Even Tribal kindergarteners got involved, watching the planting process.
"We're also looking for opportunities over by the Rogue block (formerly Bode and Thompson properties) to create areas for Native cultural plants," said Tribal member Mike Wilson, manager of the Tribe's Natural Resources Department.
"It's just coming together so great," said McDaniel. "I didn't realize they were doing that. Everybody's thinking the same thing. Our hope is that our course will pull it all together."
"One of the things we've always pushed is adding the human element," said Tribal member David Lewis, manager of Cultural Resources Department, "to the things we use every day.

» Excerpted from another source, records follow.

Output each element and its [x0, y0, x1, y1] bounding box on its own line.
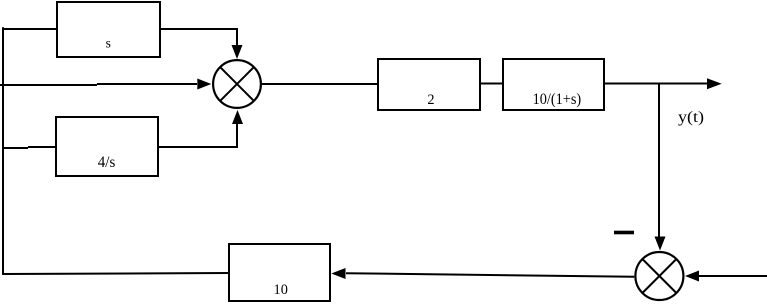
svg-text:s: s — [106, 35, 111, 50]
svg-text:2: 2 — [427, 92, 434, 108]
svg-text:4/s: 4/s — [98, 154, 116, 171]
svg-text:10/(1+s): 10/(1+s) — [533, 91, 582, 108]
svg-text:10: 10 — [274, 282, 288, 298]
svg-text:y(t): y(t) — [678, 109, 704, 126]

"When Europeans came and found what they thought was a pristine landscape, that landscape was actually managed by Indian people who were setting fire to it and using the food and weaving resources that came from it. There isn't a pristine landscape without Natives choosing to save certain resources for daily use."
The Elder's site is "so close to Elder housing that people have an opportunity to design gathering places for the Elders to come together and be with the kids," said Skelton. "So, if we want to do an activity, a central activity, there might be a fireplace, an outdoor classroom to gather. It is not just a garden or a design of intensively planted edibles and medicinal plants. It's also a space for humans to get close to the plants and interact. We may also have a place to bake breads."

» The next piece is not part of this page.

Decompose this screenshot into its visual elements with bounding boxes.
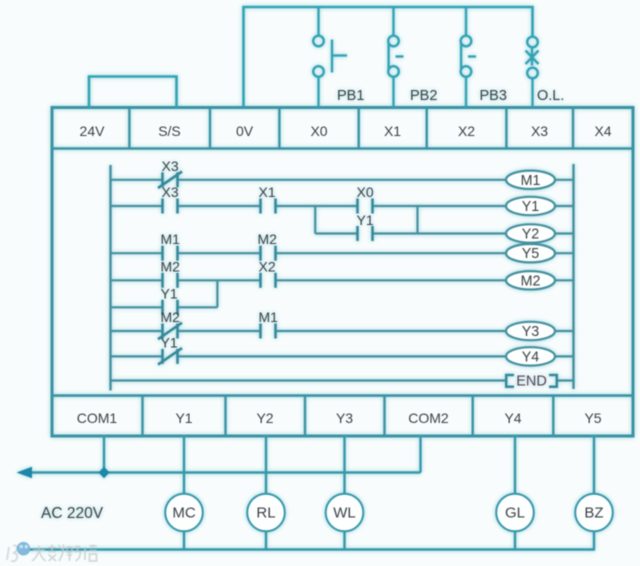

A question-and-answer session and sign-up for the first course is scheduled from 11:30 a.m. to 2:30 p.m. Saturday, Jan. 14, in Education Classroom 126. Lunch from 11:30 a.m. to 12:30 p.m. will be provided.
"One of the things we want in this process," said McDaniel, "is the input of Elders and others in the community who grew up with some of these methods, and can teach us about them. They are all encouraged to participate in the process."
"Permaculture is a western word meaning permanent agriculture," said Skelton, who teaches a number of courses focusing on environmental education through Native American perspectives. "And it's the closest thing that I've run into that suggests indigenous ways of being on the land and being with the land. It is something kind of new in the last 25 years, but it's actually very ancient for indigenous people. It's about working with nature and respecting the earth cycles.
"Indigenous permaculture is respecting the intrinsic value of place, of the land, and working with it, so you are getting your food, your medicine, your fuel, a sustainable source of fuel, getting your fiber, plants or animals. We call them the five Fs (fiber, fuel, food, pharmacy and fun).
"There are the rewards of people working together, because you are designing and imagining how we would live here for what we would call the seventh generation; living in a respectful, responsible way, so in seven generations, the people will be living just as well; not just to survive but to thrive."
Skelton also is wrapping her new senior capstone project, required of all Portland State seniors, around permaculture and its many attributes. Portland State students working on this capstone will participate with the Grand Ronde community to bring ceremony and community into the work.
The course will be accredited by Humboldt State University in California and credits may be transferrable from there. Classes are payable through the Tribe's Education Fund.
A natural question is whether these ideas will lead to self-reliance at the local level.
"That's an interesting question," said Orion. "To me it's really about a community and a network, like a spider web. I think we're moving beyond the ideas of self-reliance and on to mutually supportive relationships. A real sustainable culture is one working together and sharing our strengths when appropriate."